Sevgili Ekrulum_mor ametist!!
İlk olarak tespitlerinin, çok doğru olduğunu söylemeliyim...
Ama yazını kendi açımdan değerlendirdiğimde; görüşlerimizde çakışan noktalar var!!
İlk olarak insan psikolojisinde; kanıksama ve koşullandırma diye adlandırdığımız kavramlar vardır...
İnternet ortamı; 7'sinden tutun da 70 yaşına kadar herkesin rahatlıkla bulunabileceği bir ortam...
İnsanın karakter yapısı değişmez; ama değer yargıları sürekli değişir...
Ayrıca 13 - 14 yaşında, ya da daha genç insanların; karakterlerinin oturduğundan bahsedemeyiz...
Aynı şekilde yaş itibariyle büyümüş, fakat henüz düşünce olgunluğuna erememiş insanları da hesaba katmalıyız...
Bu şekilde düşünürsek; tam tersi bir durum ortaya çıkıyor...
Yani aslında bu konular; çok kişi üzerinde olumsuz etki bırakacaktır...
Ve sürekli tekrar eden konuların, insanın düşünce dinamiklerinde kanıksama yaratacağını; zamanla normal görür hale geleceğini asla gözardı edemeyiz...
İkinci olarak; değer yargılarından bahsederken kastım; İslam dini değildi...
Zaten değer yargıları ve din aynı anlamı ifade etmiyor...
Her toplumun bir değer yargısı vardır... Bunlar toplumda düzeni sağlayan yapı taşlarıdır...
Bu yapı taşları; çok güçlü bir yaptırım gücüne sahiptir...

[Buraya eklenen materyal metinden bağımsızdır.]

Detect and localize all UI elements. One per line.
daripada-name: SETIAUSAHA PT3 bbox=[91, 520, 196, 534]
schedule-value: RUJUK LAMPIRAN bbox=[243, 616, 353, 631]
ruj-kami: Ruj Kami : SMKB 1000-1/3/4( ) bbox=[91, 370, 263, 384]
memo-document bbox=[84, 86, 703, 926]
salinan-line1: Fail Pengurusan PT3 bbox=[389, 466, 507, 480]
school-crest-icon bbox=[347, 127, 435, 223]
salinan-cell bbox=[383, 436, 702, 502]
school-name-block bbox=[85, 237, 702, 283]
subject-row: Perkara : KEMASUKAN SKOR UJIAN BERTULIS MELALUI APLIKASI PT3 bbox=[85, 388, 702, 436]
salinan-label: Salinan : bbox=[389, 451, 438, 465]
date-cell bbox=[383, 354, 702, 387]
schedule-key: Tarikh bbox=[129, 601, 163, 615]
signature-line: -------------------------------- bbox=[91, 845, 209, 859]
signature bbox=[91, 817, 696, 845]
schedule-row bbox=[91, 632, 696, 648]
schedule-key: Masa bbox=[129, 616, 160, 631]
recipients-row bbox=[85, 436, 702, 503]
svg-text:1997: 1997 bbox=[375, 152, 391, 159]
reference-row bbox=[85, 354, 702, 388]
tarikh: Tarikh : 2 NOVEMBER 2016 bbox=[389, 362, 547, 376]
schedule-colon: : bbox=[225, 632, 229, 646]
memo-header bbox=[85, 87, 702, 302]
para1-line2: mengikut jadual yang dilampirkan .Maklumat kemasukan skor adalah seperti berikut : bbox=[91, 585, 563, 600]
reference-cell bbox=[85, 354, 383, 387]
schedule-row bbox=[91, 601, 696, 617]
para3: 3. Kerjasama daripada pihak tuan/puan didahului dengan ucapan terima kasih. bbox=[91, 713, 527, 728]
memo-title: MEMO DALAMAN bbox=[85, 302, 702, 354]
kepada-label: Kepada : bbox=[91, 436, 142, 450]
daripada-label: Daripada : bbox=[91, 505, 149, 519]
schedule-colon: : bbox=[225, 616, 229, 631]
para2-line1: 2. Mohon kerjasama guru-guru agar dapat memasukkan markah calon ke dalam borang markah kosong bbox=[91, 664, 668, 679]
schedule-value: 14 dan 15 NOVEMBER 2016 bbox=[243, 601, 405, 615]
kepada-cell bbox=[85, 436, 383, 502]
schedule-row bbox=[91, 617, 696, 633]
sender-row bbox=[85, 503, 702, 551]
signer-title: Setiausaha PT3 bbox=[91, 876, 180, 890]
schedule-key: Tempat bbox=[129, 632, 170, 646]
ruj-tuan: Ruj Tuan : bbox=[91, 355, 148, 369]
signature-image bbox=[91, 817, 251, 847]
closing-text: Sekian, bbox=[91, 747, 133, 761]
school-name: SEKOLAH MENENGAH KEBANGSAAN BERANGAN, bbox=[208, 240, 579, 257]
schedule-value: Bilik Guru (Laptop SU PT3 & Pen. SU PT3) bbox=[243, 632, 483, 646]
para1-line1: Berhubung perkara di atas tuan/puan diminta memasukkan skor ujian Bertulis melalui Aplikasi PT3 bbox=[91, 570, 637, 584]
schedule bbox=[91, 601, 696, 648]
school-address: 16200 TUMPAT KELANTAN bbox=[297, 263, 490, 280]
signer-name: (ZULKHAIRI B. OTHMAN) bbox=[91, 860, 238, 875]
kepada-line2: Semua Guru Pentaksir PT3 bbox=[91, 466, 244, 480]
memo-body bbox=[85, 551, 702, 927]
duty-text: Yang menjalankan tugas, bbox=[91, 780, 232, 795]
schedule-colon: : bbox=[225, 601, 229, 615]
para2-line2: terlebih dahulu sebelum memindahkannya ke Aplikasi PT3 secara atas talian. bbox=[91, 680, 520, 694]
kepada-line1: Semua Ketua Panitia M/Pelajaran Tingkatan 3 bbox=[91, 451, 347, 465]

Din, ise sadece değer yargılarının destekleyicisidir...
Şöyle anlatmak daha doğru olur...
Dinle alakası olmayan bir insan da; çok güçlü değer yargılarına ve ahlak yapısına sahip olabilir...

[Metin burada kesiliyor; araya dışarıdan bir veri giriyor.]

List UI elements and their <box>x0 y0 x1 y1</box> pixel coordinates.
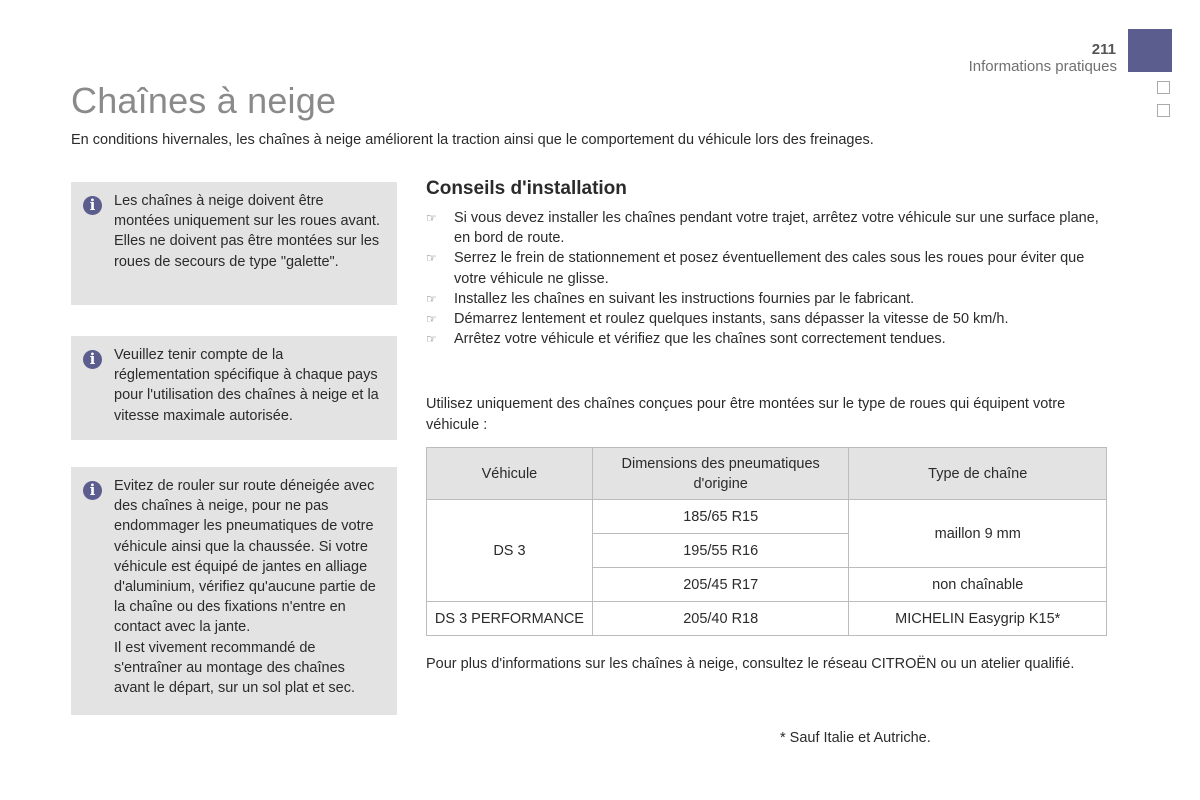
table-row <box>427 500 1107 534</box>
note-text: Les chaînes à neige doivent être montées uniquement sur les roues avant. Elles ne doivent pas être montées sur les roues de secours de type "galette". <box>114 193 380 270</box>
list-item: ☞ Si vous devez installer les chaînes pendant votre trajet, arrêtez votre véhicule sur une surface plane, en bord de route. <box>426 210 1099 247</box>
tyre-cell: 205/45 R17 <box>592 568 849 602</box>
section-heading: Conseils d'installation <box>426 178 627 199</box>
info-note <box>71 182 397 305</box>
note-text: Veuillez tenir compte de la réglementation spécifique à chaque pays pour l'utilisation des chaînes à neige et la vitesse maximale autorisée. <box>114 347 379 424</box>
chain-cell: MICHELIN Easygrip K15* <box>849 602 1107 636</box>
info-note <box>71 467 397 715</box>
note-text: Evitez de rouler sur route déneigée avec des chaînes à neige, pour ne pas endommager les pneumatiques de votre véhicule ainsi que la chaussée. Si votre véhicule est équipé de jantes en alliage d'aluminium, vérifiez qu'aucune partie de la chaîne ou des fixations n'entre en contact avec la jante. <box>114 478 376 636</box>
table-row <box>427 602 1107 636</box>
installation-steps <box>426 208 1116 349</box>
usage-text: Utilisez uniquement des chaînes conçues pour être montées sur le type de roues qui équipent votre véhicule : <box>426 396 1066 433</box>
pointing-hand-icon: ☞ <box>426 312 437 327</box>
chain-cell: maillon 9 mm <box>849 500 1107 568</box>
column-header: Type de chaîne <box>849 448 1107 500</box>
chapter-tab-marker <box>1157 81 1170 94</box>
page-number: 211 <box>1091 41 1116 58</box>
info-icon: i <box>83 350 102 369</box>
section-title: Informations pratiques <box>968 58 1117 75</box>
tyre-cell: 205/40 R18 <box>592 602 849 636</box>
pointing-hand-icon: ☞ <box>426 291 437 306</box>
tyre-cell: 185/65 R15 <box>592 500 849 534</box>
chains-table <box>426 447 1107 636</box>
chapter-tab-marker <box>1157 104 1170 117</box>
list-item: ☞ Arrêtez votre véhicule et vérifiez que les chaînes sont correctement tendues. <box>426 329 1116 349</box>
chapter-tab <box>1128 29 1172 72</box>
info-icon: i <box>83 196 102 215</box>
vehicle-cell: DS 3 PERFORMANCE <box>427 602 593 636</box>
more-info-text: Pour plus d'informations sur les chaînes à neige, consultez le réseau CITROËN ou un atelier qualifié. <box>426 656 1075 672</box>
vehicle-cell: DS 3 <box>427 500 593 602</box>
column-header: Véhicule <box>427 448 593 500</box>
intro-text: En conditions hivernales, les chaînes à neige améliorent la traction ainsi que le comportement du véhicule lors des freinages. <box>71 132 874 148</box>
note-text: Il est vivement recommandé de s'entraîner au montage des chaînes avant le départ, sur un sol plat et sec. <box>114 639 355 697</box>
column-header: Dimensions des pneumatiques d'origine <box>592 448 849 500</box>
list-item: ☞ Démarrez lentement et roulez quelques instants, sans dépasser la vitesse de 50 km/h. <box>426 309 1116 329</box>
pointing-hand-icon: ☞ <box>426 211 437 225</box>
pointing-hand-icon: ☞ <box>426 332 437 347</box>
list-item: ☞ Installez les chaînes en suivant les instructions fournies par le fabricant. <box>426 289 1116 309</box>
tyre-cell: 195/55 R16 <box>592 534 849 568</box>
footnote: * Sauf Italie et Autriche. <box>780 730 931 746</box>
info-icon: i <box>83 481 102 500</box>
info-note <box>71 336 397 440</box>
page-title: Chaînes à neige <box>71 80 337 121</box>
pointing-hand-icon: ☞ <box>426 251 437 266</box>
table-header-row <box>427 448 1107 500</box>
list-item: ☞ Serrez le frein de stationnement et posez éventuellement des cales sous les roues pour éviter que votre véhicule ne glisse. <box>426 250 1085 287</box>
chain-cell: non chaînable <box>849 568 1107 602</box>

Çünkü bu; insanlığın gereğidir...
Anlatmak istediğim; buydu...
Kadınlar Kulübü'nde, en son şahit olduğum, "2. kadın" olayı; beynimde, ruhumda tarif edimeyeceğim bir deprem, bir çöküş yarattı.
İki gündür, sabah ezanlarına kadar uyuyamadım, yemek yiyemedim, gülemedim...
Bilgisayarın başına defalarca oturdum; ve bilgisayarı açmadan kalktım...
Şahit olduklarım, beni o kadar üzdü ki; anlayabilir misiniz bilmiyorum!!...
ben anlayamadım sizi Ferza ve şu cümlelerinize hala takılmış durumdayım...
özelde şahısların hayatlarına ilişkin bir konuyu bu kadar toplumsal mesele hale getirmenizi ve bundan dolayı yemeden içmeden kesilmenizi, gülememenizi, uyuyamamanızı anlayamadım...
Neyi ima ettiğini anlamış değilim arkadaşım ama; her kalp aynı duyarlılığa sahip değildir!!
Eğer öyle olsaydı; elmayla armut arasında fark kalmazdı!!
harika bir yazı,ferza.teşekkür ederim...
o kalemi güzel olan 2.ci kadınların konularını bende okudum.,o süslü anlatımla bazılarını etkilediklerini,de gördüm..hatta ,hiç beklemediğim üyeler acıdılar bile....öyle bir etkilenme oldu ki,onlara, karşı çıkanlara bile ,sen esas, yanlışsın denildi..
yanlışlar ,güzel yazılarla ,doğru olmaz. ahlak ,değerler,asla değişmez. aile kavramını da kimse zedeleyemez.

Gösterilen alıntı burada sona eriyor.